For instance.....
- I'm super excited for Battlestar Galactica's season finale tonight.  Really, really excited. Space ships, Cylons, Caprica, Gaius Baltar, the Adama's, dead Starbuck.   However, I am sitting at my desk getting ready to play with paint and glue and paper while listening to Joshua Radin's Winter and wiping away the tears from the episode of Scrubs I just finished watching that used that song at a tear filled moment.  And my favorite books are Anne of Green Gables.  Don't those things seem totally opposite? 
- I hate reality TV.  I can't stand Survivor, no that's too nice.  I despise it!  But I can sit in an airport for hours upon hours and watch people.  It's so fascinating to me.  Aren't those things similar? 
- I don't like playing games and am not competitive.  Yet, for 5 summers I was the program coordinator for a camp and was in charge of games and coming up with them and leading them and doing the 3 times a day for 8 weeks.  I LOVED that job.  The only reason, other than God saying time was up, that I quit was that I was mentally tapped. 

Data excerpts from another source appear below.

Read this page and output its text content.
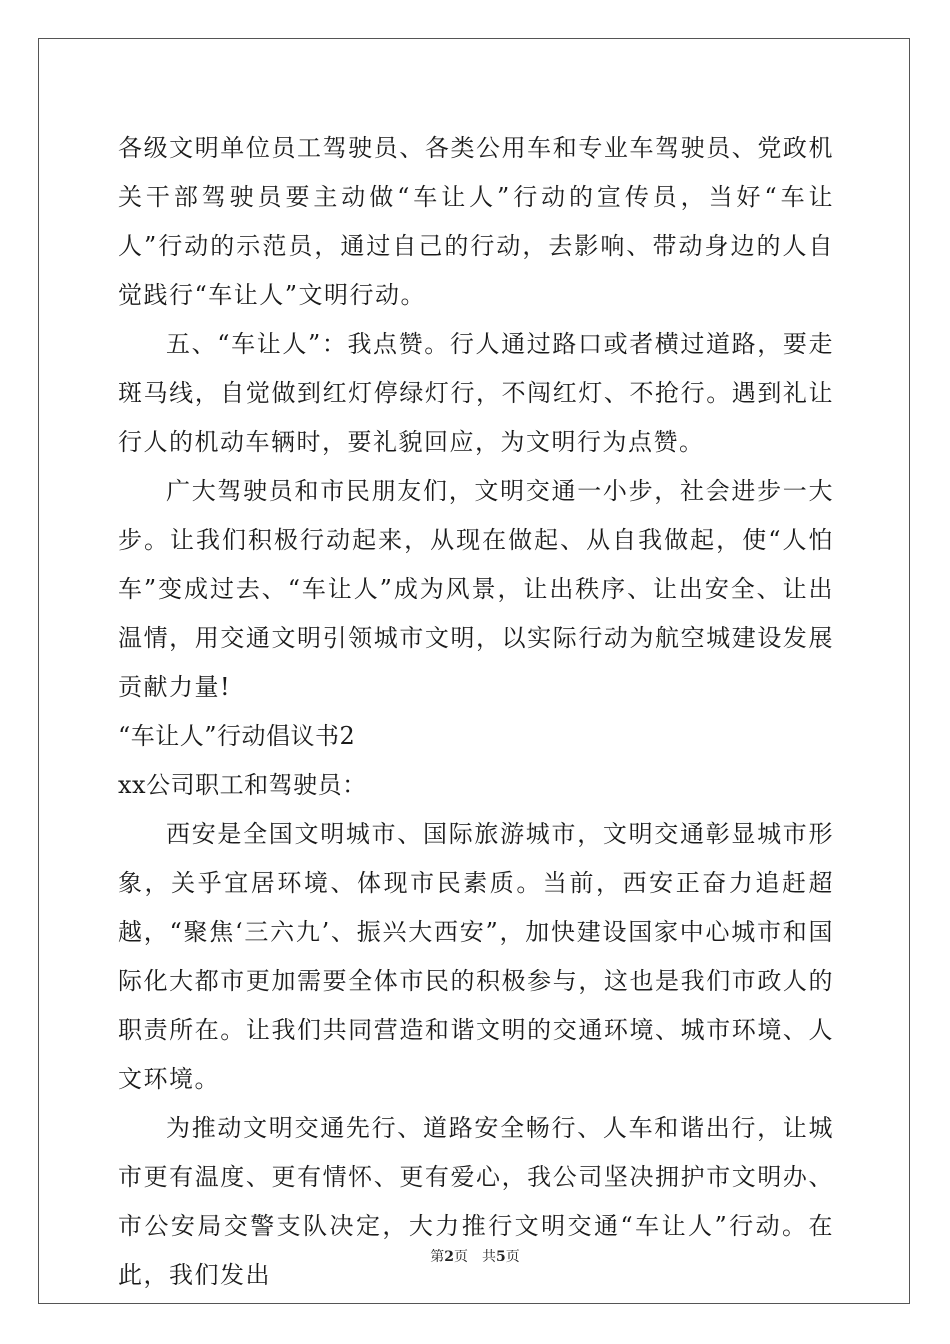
各级文明单位员工驾驶员、各类公用车和专业车驾驶员、党政机关干部驾驶员要主动做“车让人”行动的宣传员，当好“车让人”行动的示范员，通过自己的行动，去影响、带动身边的人自觉践行“车让人”文明行动。

五、“车让人”：我点赞。行人通过路口或者横过道路，要走斑马线，自觉做到红灯停绿灯行，不闯红灯、不抢行。遇到礼让行人的机动车辆时，要礼貌回应，为文明行为点赞。

广大驾驶员和市民朋友们，文明交通一小步，社会进步一大步。让我们积极行动起来，从现在做起、从自我做起，使“人怕车”变成过去、“车让人”成为风景，让出秩序、让出安全、让出温情，用交通文明引领城市文明，以实际行动为航空城建设发展贡献力量!

“车让人”行动倡议书2

xx公司职工和驾驶员：

西安是全国文明城市、国际旅游城市，文明交通彰显城市形象，关乎宜居环境、体现市民素质。当前，西安正奋力追赶超越，“聚焦‘三六九’、振兴大西安”，加快建设国家中心城市和国际化大都市更加需要全体市民的积极参与，这也是我们市政人的职责所在。让我们共同营造和谐文明的交通环境、城市环境、人文环境。

为推动文明交通先行、道路安全畅行、人车和谐出行，让城市更有温度、更有情怀、更有爱心，我公司坚决拥护市文明办、市公安局交警支队决定，大力推行文明交通“车让人”行动。在此，我们发出

第2页 共5页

- When I was growing up, I hated babysitting.  The kids drove me crazy.   I did it cause I needed the money and I was good with kids (yes, I was).  I've worked in ministry with kids for almost all of my life.   I LOVE that part of ministry.  I love working at a camp with kids.  LOVE it.  There is nothing else in life that I would rather do right now.  Yet, I still try to avoid babysitting like the plague.  Of course all that changes when those little ones belong to my best friends.  Then I can't get enough of them!  I want to spend too much time with them.  Doesn't that seem wacko?